A sua pintura incorporou o cubismo, na fase em que se sitiou no Alentejo, mais serena e reflexiva; e, já no Porto, após regressar da Europa Central, entregou-se às malhas marinhas e geométricas, onde a dinâmica e a plasticidade conheceram uma nota especial e de destaque, bem mais densa que outrora. Este período permitiu-lhe cruzar o gestualismo (onde se consegue percecionar o gesto da própria criação artística na obra final), o neofigurativismo, e até o não-figurativismo com o neorrealismo (“Regresso ao Trabalho”, de 1950, e “Mulheres de Pescadores”, de 1951), sem nunca perder a sua identidade expressionista e lírica. Tudo isto sem esquecer o naturalismo, bebendo o do ibérico Goyá para tal efeito. São várias as facetas que o pintor incorpora no seu trabalho, empenhado e ritmado em consonância com a realidade retratada. Foi nesta charneira entre o figurativo e o abstrato que desenvolveu maior parte da sua personalidade criativa. A farta gama de périplos, em especial a brasileira, onde foi conquistado pela sua contagiante alegria, que fez levou-o a privar com uma série de rumos artísticos, apostando, por aí, na sua versatilidade. No desenho, via a formação de uma personalidade, discutida e percorrida pelas viagens interiores e exteriores feitas pelo artista. Embora o confronto com a tela vazia o fizesse estremecer, ia superando obstáculos, tais como as reflexões constantes, com o gesto que era estendido e percorrido pela cor em todo o espaço em branco. Cor essa que também conheceu uma evolução, desembaraçada de preconceitos, e ligada a uma toada mais otimista e dinâmica, embora à procura do equilíbrio ideal.

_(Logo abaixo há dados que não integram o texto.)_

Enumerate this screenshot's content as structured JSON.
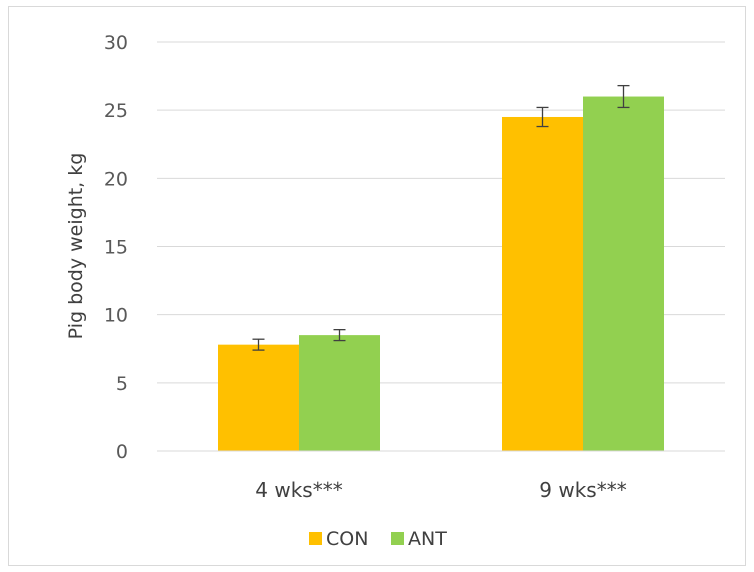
{
  "chart_data": {
    "type": "bar",
    "title": "",
    "xlabel": "",
    "ylabel": "Pig body weight, kg",
    "ylim": [
      0,
      30
    ],
    "yticks": [
      0,
      5,
      10,
      15,
      20,
      25,
      30
    ],
    "grid": true,
    "legend_position": "bottom",
    "categories": [
      "4 wks***",
      "9 wks***"
    ],
    "series": [
      {
        "name": "CON",
        "color": "#FFC000",
        "values": [
          7.8,
          24.5
        ],
        "error": [
          0.4,
          0.7
        ]
      },
      {
        "name": "ANT",
        "color": "#92D050",
        "values": [
          8.5,
          26.0
        ],
        "error": [
          0.4,
          0.8
        ]
      }
    ]
  }
}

Tanto sobre tela, como murais, serigrafias, vitrais, painéis, gravuras, ilustrações de livros (“Noite de Natal” [1959], de Sophia de Mello Breyner, e “Aquela Nuvem” [1986], de Eugénio de Andrade), cenários e figurinos de teatro e de bailados, Resende deu cor e profundidade a todo uma empática e enfática expressão, e que foi difundida em diferentes exposições nacionais e internacionais durante sete décadas. Como docente, transmitiu a sua irreverência artística, firmada e afamada pelos seus estudantes e aprendizes, proliferada pelo ensino secundário regular e técnico, e colmatada no ensino superior artístico. No entanto, tentava atender para o potencial individual de cada um, fomentando mais mentalidades, consciências e diálogos do que técnicas, e respeitando as valências materiais e operacionais dos seus alunos.
Retrato de Eugénio de Andrade
Júlio Resende foi um pintor viajado e um docente dedicado, empenhado em munir a pintura de recursos artísticos e humanos de valia e de inspiração singular. Reconhecendo as diferenças de progressão cultural entre Lisboa e Porto, tratou de investir parte dos seus esforços no desenvolvimento deste, legando grande parte da sua obra ao Norte do país. Foi ao pintar que, como o próprio dizia, deu razão à sua existência. A pintar e a criar arte, dando luz e harmonia a uma personalidade artística única, que se desmembrou de igual modo na docência e na criação, na instrução e no auge da representação da sua essência. Resende foi, desta feita, uma personalidade que se viu nascer e crescer na amplitude da arte em pleno efervescer.